Engineers at RMIT have made a groundbreaking advancement in energy storage technology with their latest innovation – a cheap, rechargeable, and recyclable proton flow battery that boasts triple the energy density of previous versions. The significant achievement means that commercially available lithium-ion batteries are now facing tough competition from this newly enhanced proton battery, which offers a specific energy density of 245 Wh/kg, just shy of the current lithium-ion batteries used in Tesla Model 3 battery packs, which deliver approximately 260 Wh/kg.
The key advantage of the proton battery lies in its ability to avoid using lithium altogether, thus mitigating potential issues related to the projected lithium shortage and reducing dependence on China in the battery supply chain.
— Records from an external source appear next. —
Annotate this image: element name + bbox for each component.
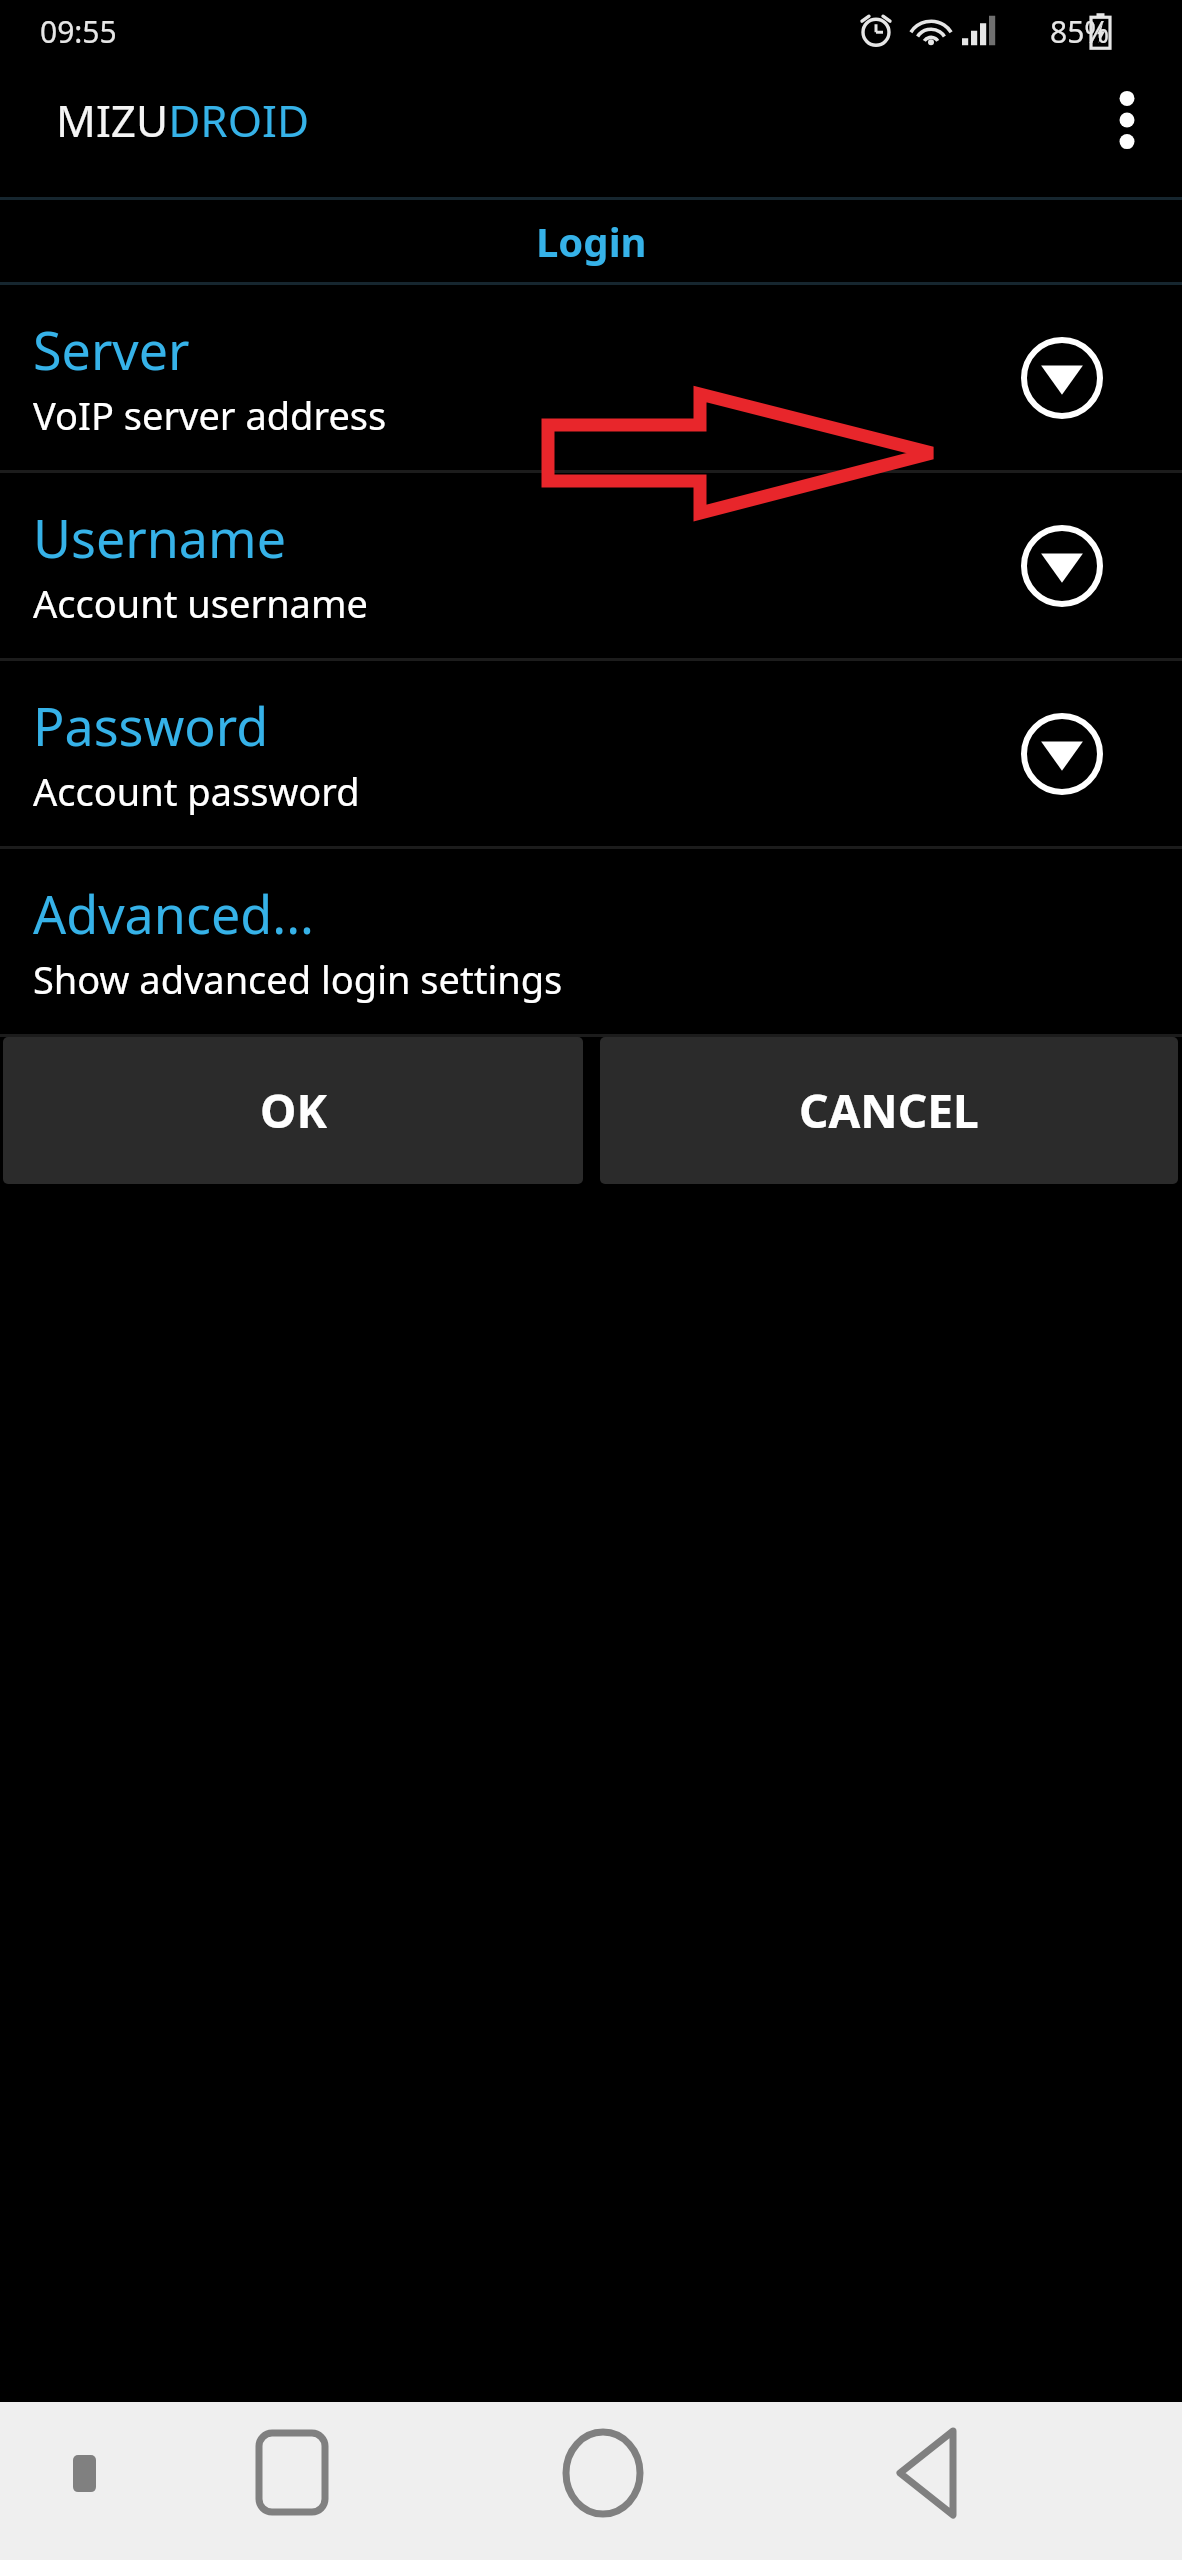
button[interactable]: CANCEL bbox=[600, 1037, 1178, 1184]
staticText: 09:55 bbox=[40, 11, 117, 52]
button[interactable]: More options bbox=[1072, 62, 1182, 177]
staticText: Show advanced login settings bbox=[33, 953, 563, 1005]
button[interactable]: Password bbox=[0, 661, 1182, 846]
staticText: Username bbox=[33, 502, 286, 573]
button[interactable]: Expand Username bbox=[1018, 522, 1106, 610]
staticText: Server bbox=[33, 314, 190, 385]
button[interactable]: Username bbox=[0, 473, 1182, 658]
staticText: Account password bbox=[33, 765, 360, 817]
button[interactable]: Advanced... bbox=[0, 849, 1182, 1034]
staticText: Login bbox=[536, 214, 647, 268]
staticText: OK bbox=[260, 1079, 327, 1142]
staticText: MIZUDROID bbox=[56, 90, 310, 150]
button[interactable]: Expand Password bbox=[1018, 710, 1106, 798]
staticText: Password bbox=[33, 690, 269, 761]
staticText: CANCEL bbox=[799, 1079, 979, 1142]
button[interactable]: Server bbox=[0, 285, 1182, 470]
button[interactable]: OK bbox=[3, 1037, 583, 1184]
button[interactable]: Expand Server bbox=[1018, 334, 1106, 422]
staticText: 85% bbox=[1050, 11, 1110, 52]
staticText: VoIP server address bbox=[33, 389, 387, 441]
staticText: Account username bbox=[33, 577, 368, 629]
staticText: Advanced... bbox=[33, 878, 315, 949]
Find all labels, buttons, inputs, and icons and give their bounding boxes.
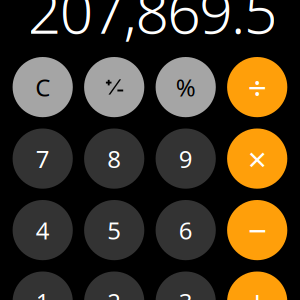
staticText: 6 xyxy=(179,214,193,246)
button[interactable]: 6 xyxy=(156,200,216,260)
staticText: 8 xyxy=(107,143,121,175)
button[interactable]: Toggle sign xyxy=(84,57,144,117)
staticText: ÷ xyxy=(248,65,267,109)
button[interactable]: − xyxy=(227,200,287,260)
button[interactable]: 1 xyxy=(13,272,73,300)
staticText: 4 xyxy=(36,214,50,246)
button[interactable]: + xyxy=(227,272,287,300)
button[interactable]: 4 xyxy=(13,200,73,260)
staticText: + xyxy=(248,280,267,300)
button[interactable]: 9 xyxy=(156,128,216,189)
staticText: − xyxy=(248,208,267,252)
button[interactable]: 5 xyxy=(84,200,144,260)
staticText: C xyxy=(35,71,50,103)
button[interactable]: 3 xyxy=(156,272,216,300)
staticText: 2 xyxy=(107,286,121,300)
staticText: 5 xyxy=(107,214,121,246)
button[interactable]: C xyxy=(13,57,73,117)
button[interactable]: 7 xyxy=(13,128,73,189)
button[interactable]: 2 xyxy=(84,272,144,300)
button[interactable]: × xyxy=(227,128,287,189)
staticText: 3 xyxy=(179,286,193,300)
staticText: × xyxy=(248,136,267,181)
staticText: 1 xyxy=(36,286,50,300)
staticText: % xyxy=(176,71,196,103)
button[interactable]: 8 xyxy=(84,128,144,189)
staticText: 9 xyxy=(179,143,193,175)
staticText: 7 xyxy=(36,143,50,175)
staticText: 207,869.5 xyxy=(28,0,277,50)
button[interactable]: ÷ xyxy=(227,57,287,117)
button[interactable]: % xyxy=(156,57,216,117)
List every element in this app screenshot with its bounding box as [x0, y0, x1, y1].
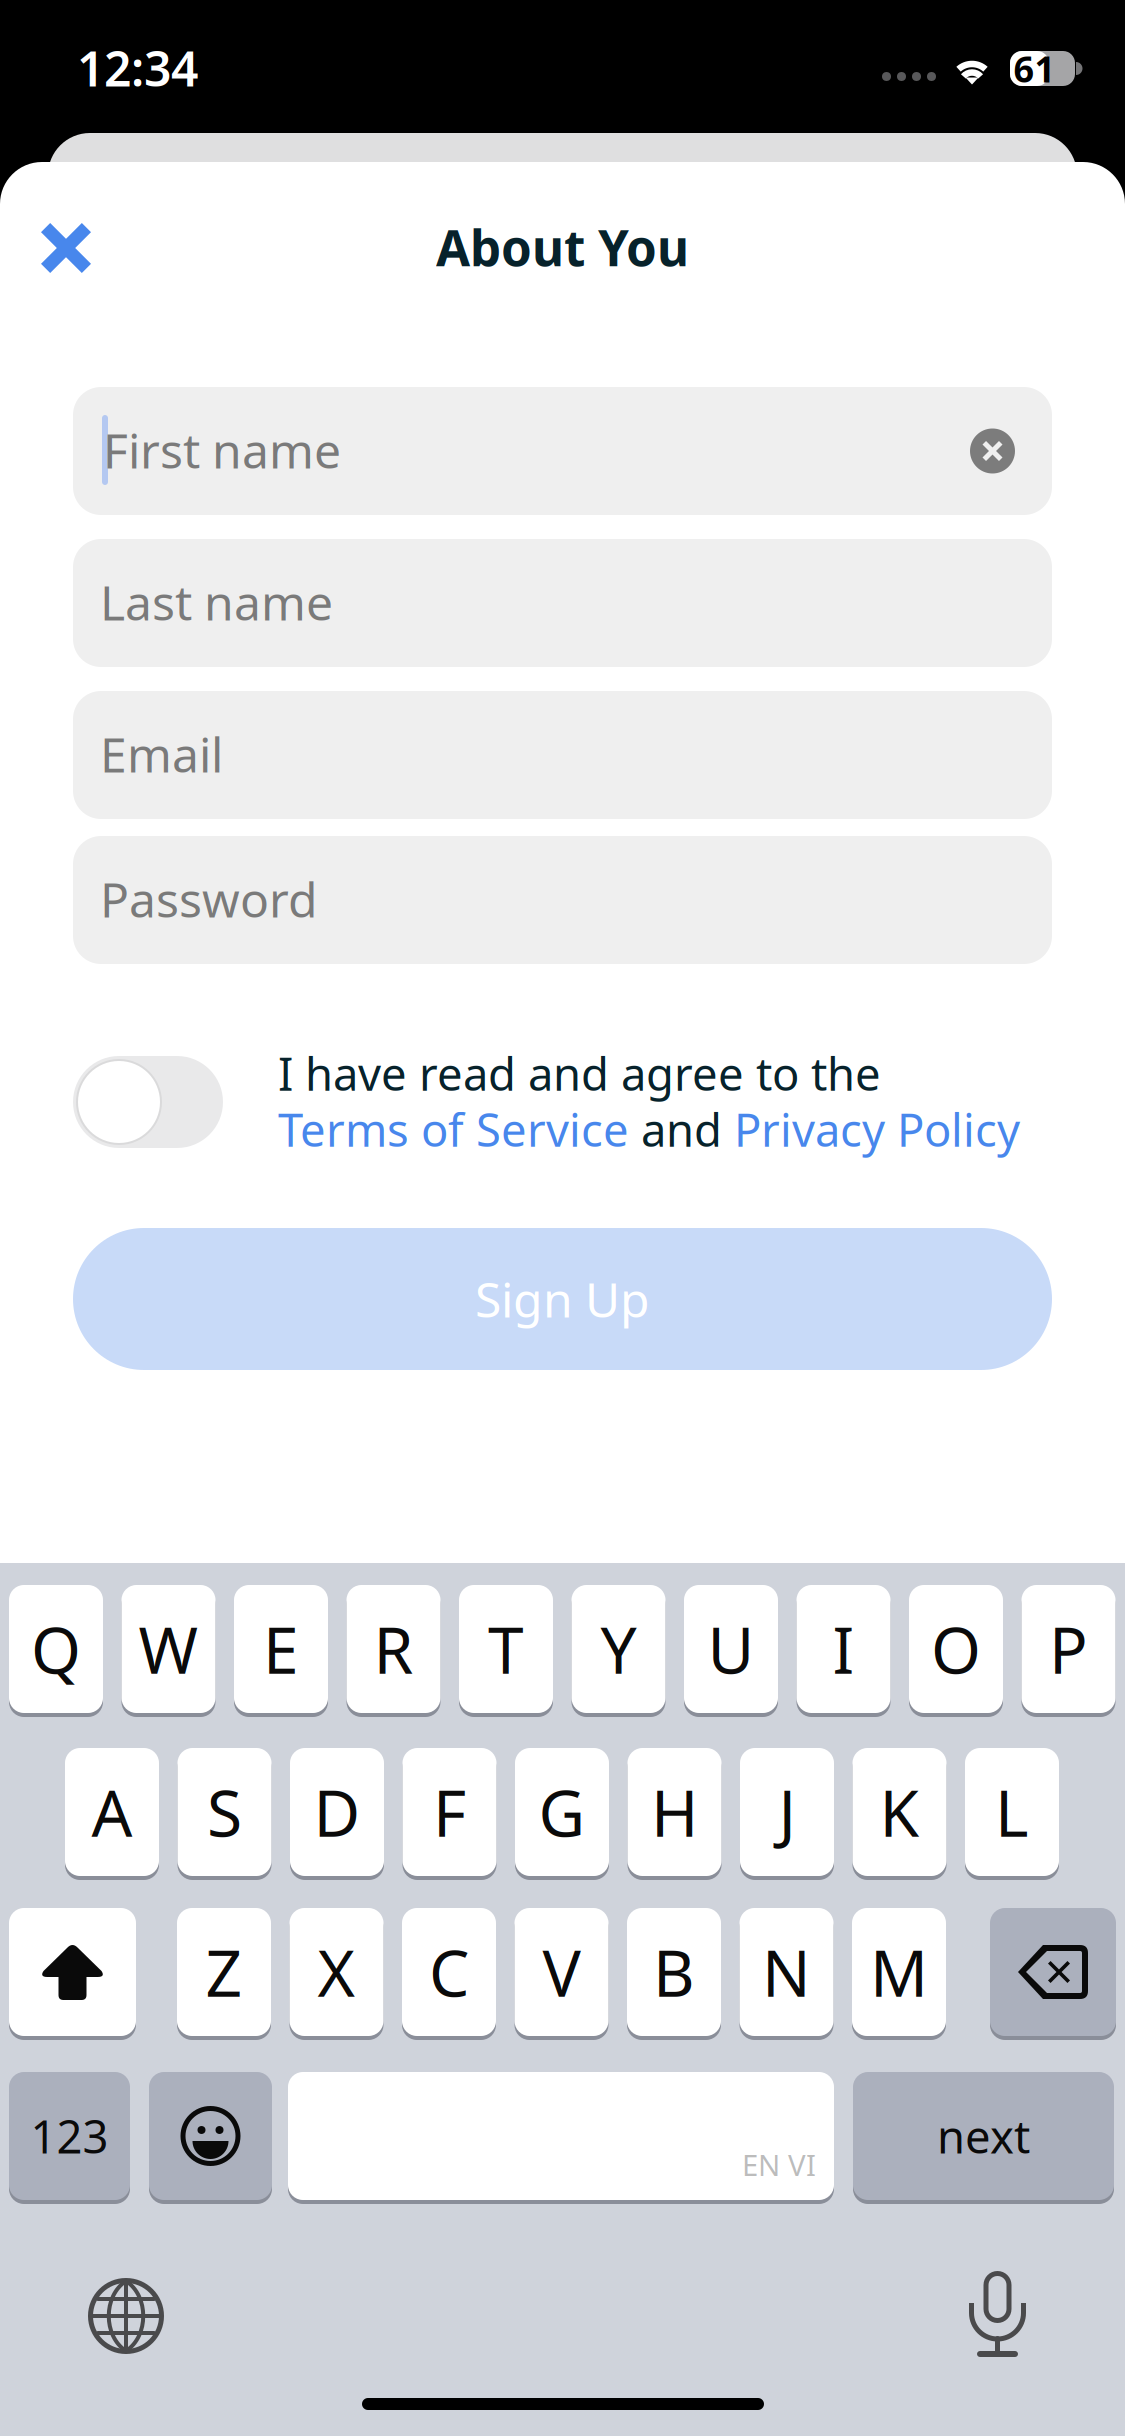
button[interactable]: Last name — [73, 539, 1052, 667]
button[interactable]: Password — [73, 836, 1052, 964]
staticText: P — [1049, 1606, 1088, 1692]
button[interactable]: Emoji — [149, 2070, 272, 2202]
button[interactable]: C — [402, 1906, 496, 2038]
staticText: J — [778, 1770, 796, 1854]
button[interactable]: G — [515, 1746, 609, 1878]
button[interactable]: M — [852, 1906, 946, 2038]
staticText: M — [870, 1930, 928, 2014]
button[interactable]: First name — [73, 387, 1052, 515]
staticText: N — [762, 1930, 811, 2014]
staticText: G — [538, 1770, 586, 1854]
staticText: B — [653, 1930, 695, 2014]
button[interactable]: R — [346, 1583, 440, 1715]
staticText: I — [832, 1606, 854, 1692]
staticText: 12:34 — [77, 36, 198, 100]
button[interactable]: Dictation — [969, 2270, 1026, 2360]
staticText: First name — [103, 418, 341, 482]
button[interactable]: X — [290, 1906, 384, 2038]
button[interactable]: Switch keyboard — [88, 2278, 164, 2354]
staticText: Privacy Policy — [734, 1099, 1020, 1159]
button[interactable]: next — [853, 2070, 1114, 2202]
staticText: T — [488, 1606, 524, 1692]
button[interactable]: Close — [16, 198, 116, 298]
button[interactable]: H — [628, 1746, 722, 1878]
button[interactable]: I — [796, 1583, 890, 1715]
button[interactable]: F — [402, 1746, 496, 1878]
button[interactable]: B — [627, 1906, 721, 2038]
staticText: D — [314, 1770, 360, 1854]
button[interactable]: K — [852, 1746, 946, 1878]
staticText: U — [708, 1606, 754, 1692]
staticText: Terms of Service — [278, 1099, 629, 1159]
button[interactable]: O — [909, 1583, 1003, 1715]
staticText: Y — [600, 1606, 636, 1692]
staticText: V — [542, 1930, 580, 2014]
button[interactable]: S — [178, 1746, 272, 1878]
staticText: Z — [206, 1930, 242, 2014]
button[interactable]: Sign Up — [73, 1228, 1052, 1370]
staticText: next — [937, 2106, 1030, 2166]
staticText: I have read and agree to the — [278, 1043, 881, 1103]
staticText: S — [207, 1770, 242, 1854]
button[interactable]: U — [684, 1583, 778, 1715]
staticText: L — [995, 1770, 1029, 1854]
staticText: EN VI — [742, 2145, 816, 2184]
staticText: K — [880, 1770, 920, 1854]
staticText: C — [429, 1930, 469, 2014]
button[interactable]: N — [740, 1906, 834, 2038]
button[interactable]: T — [459, 1583, 553, 1715]
button[interactable]: Privacy Policy — [734, 1099, 1020, 1159]
button[interactable]: W — [122, 1583, 216, 1715]
staticText: W — [138, 1606, 198, 1692]
button[interactable]: Shift — [9, 1906, 136, 2038]
button[interactable]: V — [514, 1906, 608, 2038]
button[interactable]: J — [740, 1746, 834, 1878]
staticText: Email — [100, 722, 223, 786]
button[interactable]: D — [290, 1746, 384, 1878]
staticText: F — [433, 1770, 466, 1854]
staticText: Last name — [100, 570, 333, 634]
button[interactable]: Terms of Service — [278, 1099, 629, 1159]
staticText: H — [651, 1770, 698, 1854]
button[interactable]: P — [1022, 1583, 1116, 1715]
staticText: 123 — [30, 2106, 108, 2166]
button[interactable]: I have read and agree to the Terms of Se… — [73, 1056, 223, 1148]
staticText: About You — [436, 214, 689, 280]
staticText: E — [263, 1606, 299, 1692]
button[interactable]: E — [234, 1583, 328, 1715]
button[interactable]: Q — [9, 1583, 103, 1715]
button[interactable]: A — [65, 1746, 159, 1878]
staticText: 61 — [1014, 45, 1056, 92]
button[interactable]: 123 — [9, 2070, 130, 2202]
staticText: Password — [100, 867, 318, 931]
button[interactable]: Space — [288, 2070, 834, 2202]
button[interactable]: Email — [73, 691, 1052, 819]
staticText: A — [92, 1770, 132, 1854]
staticText: X — [318, 1930, 356, 2014]
button[interactable]: Delete — [990, 1906, 1116, 2038]
staticText: and — [629, 1099, 734, 1159]
button[interactable]: L — [965, 1746, 1059, 1878]
staticText: O — [931, 1606, 981, 1692]
button[interactable]: Z — [177, 1906, 271, 2038]
staticText: Q — [31, 1606, 81, 1692]
staticText: R — [374, 1606, 414, 1692]
staticText: Sign Up — [475, 1267, 650, 1331]
button[interactable]: Y — [572, 1583, 666, 1715]
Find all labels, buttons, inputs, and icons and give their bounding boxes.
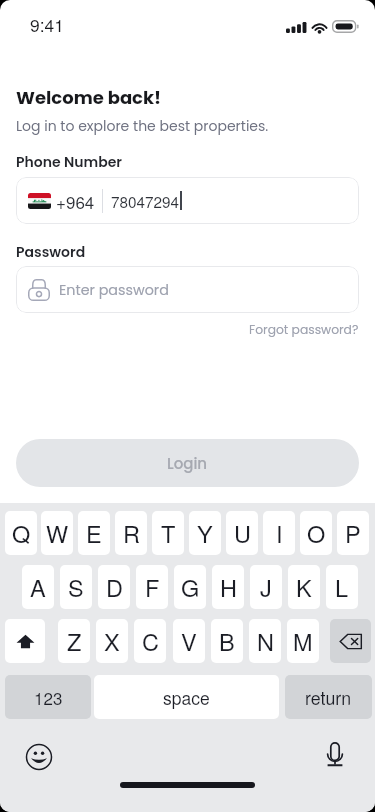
staticText: W <box>46 516 69 550</box>
staticText: A <box>30 570 46 604</box>
button[interactable]: Q <box>5 511 37 555</box>
staticText: space <box>163 685 210 710</box>
button[interactable]: C <box>134 619 166 663</box>
button[interactable]: O <box>300 511 332 555</box>
button[interactable]: Z <box>58 619 90 663</box>
button[interactable]: Login <box>16 439 359 487</box>
staticText: Y <box>197 516 213 550</box>
staticText: B <box>219 624 235 658</box>
staticText: H <box>220 570 237 604</box>
button[interactable]: return <box>285 675 372 719</box>
staticText: return <box>305 685 352 710</box>
button[interactable]: D <box>98 565 130 609</box>
button[interactable]: Dictation <box>322 741 348 767</box>
staticText: R <box>123 516 140 550</box>
staticText: T <box>161 516 176 550</box>
button[interactable]: X <box>96 619 128 663</box>
staticText: Phone Number <box>16 152 122 172</box>
button[interactable]: Y <box>189 511 221 555</box>
staticText: S <box>68 570 84 604</box>
staticText: 9:41 <box>30 12 65 37</box>
button[interactable]: 123 <box>5 675 91 719</box>
button[interactable]: U <box>226 511 258 555</box>
button[interactable]: space <box>94 675 279 719</box>
button[interactable]: M <box>287 619 319 663</box>
staticText: J <box>260 570 272 604</box>
staticText: V <box>181 624 197 658</box>
button[interactable]: Shift <box>5 619 45 663</box>
button[interactable]: K <box>288 565 320 609</box>
button[interactable]: S <box>60 565 92 609</box>
staticText: X <box>104 624 120 658</box>
button[interactable]: J <box>250 565 282 609</box>
button[interactable]: E <box>78 511 110 555</box>
staticText: G <box>181 570 200 604</box>
staticText: P <box>345 516 361 550</box>
staticText: Welcome back! <box>16 85 162 110</box>
button[interactable]: R <box>115 511 147 555</box>
button[interactable]: Backspace <box>330 619 371 663</box>
button[interactable]: B <box>211 619 243 663</box>
staticText: L <box>335 570 349 604</box>
button[interactable]: A <box>22 565 54 609</box>
staticText: D <box>106 570 123 604</box>
staticText: E <box>86 516 102 550</box>
button[interactable]: N <box>249 619 281 663</box>
staticText: U <box>234 516 251 550</box>
button[interactable]: G <box>174 565 206 609</box>
staticText: Z <box>67 624 82 658</box>
staticText: Password <box>16 242 86 262</box>
staticText: F <box>145 570 160 604</box>
staticText: 123 <box>34 685 63 709</box>
button[interactable]: H <box>212 565 244 609</box>
button[interactable]: I <box>263 511 295 555</box>
button[interactable]: Forgot password? <box>249 321 359 338</box>
button[interactable]: +964 <box>16 177 359 224</box>
button[interactable]: T <box>152 511 184 555</box>
button[interactable]: Enter password <box>16 266 359 313</box>
button[interactable]: L <box>326 565 358 609</box>
button[interactable]: F <box>136 565 168 609</box>
staticText: Log in to explore the best properties. <box>16 116 269 136</box>
staticText: K <box>296 570 312 604</box>
staticText: C <box>142 624 159 658</box>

Additionally, this alternative energy storage system addresses various end-of-life concerns associated with conventional batteries.
The proton battery operates differently from traditional hydrogen systems. It works akin to a reversible fuel cell, accepting water during charging and releasing oxygen while splitting positively-charged hydrogen ions. Instead of letting these ions combine into H2 gas and employing energy-intensive processes like compression or super-cooling, the proton battery stores the hydrogen protons directly and immediately. It accomplishes this by utilizing a solid, porous activated carbon electrode soaked in a dilute acid.
In their latest research, the RMIT team focused on improving the oxygen-side reactions of the proton battery. They incorporated several innovative ideas, including vacuum drying of the activated carbon powder before electrode preparation, mild heating of the cell during operation, and using a thinner gas diffusion layer (GDL) fiber sheet on the oxygen side. These enhancements yielded remarkable results, enabling the proton battery to store nearly three times as much energy per weight compared to previous iterations.
With an energy density of 882 joules per gram, equivalent to 245 Wh/kg, the proton battery is now on par with current commercial lithium batteries. When this technology becomes commercially available, it will offer numerous advantages. The proton battery provides a safe and stable means of transporting hydrogen, eliminating the need for high-pressure gas or cryogenic liquids. It is designed for longevity and quick charging, making it a practical solution for various applications.
The proton battery’s price will also be a game-changer because it uses carbon, a plentiful and affordable material, rather than rare and expensive metals like lithium, cobalt, or vanadium. A sustainable approach to energy storage is further ensured by the proton battery’s complete recyclable nature.
Lead researcher and RMIT Professor John Andrews highlighted the potential of this technology, stating that it already exhibits energy-per-unit mass comparable to existing lithium-ion batteries while being safer and more environmentally friendly. Moreover, it boasts energy efficiency similar to lithium-ion batteries, and even more so than conventional hydrogen systems.
While further optimization and system design are underway, the RMIT team is committed to commercializing the proton battery. Collaborating with Eldor Corporation in Melbourne and Italy, they aim to develop a prototype battery capable of meeting the energy storage needs of various domestic and commercial applications. Scaling up the system from watt to kilowatt and ultimately to megawatt capacity is the ultimate goal, promising a cleaner and more efficient future for energy storage and transportation.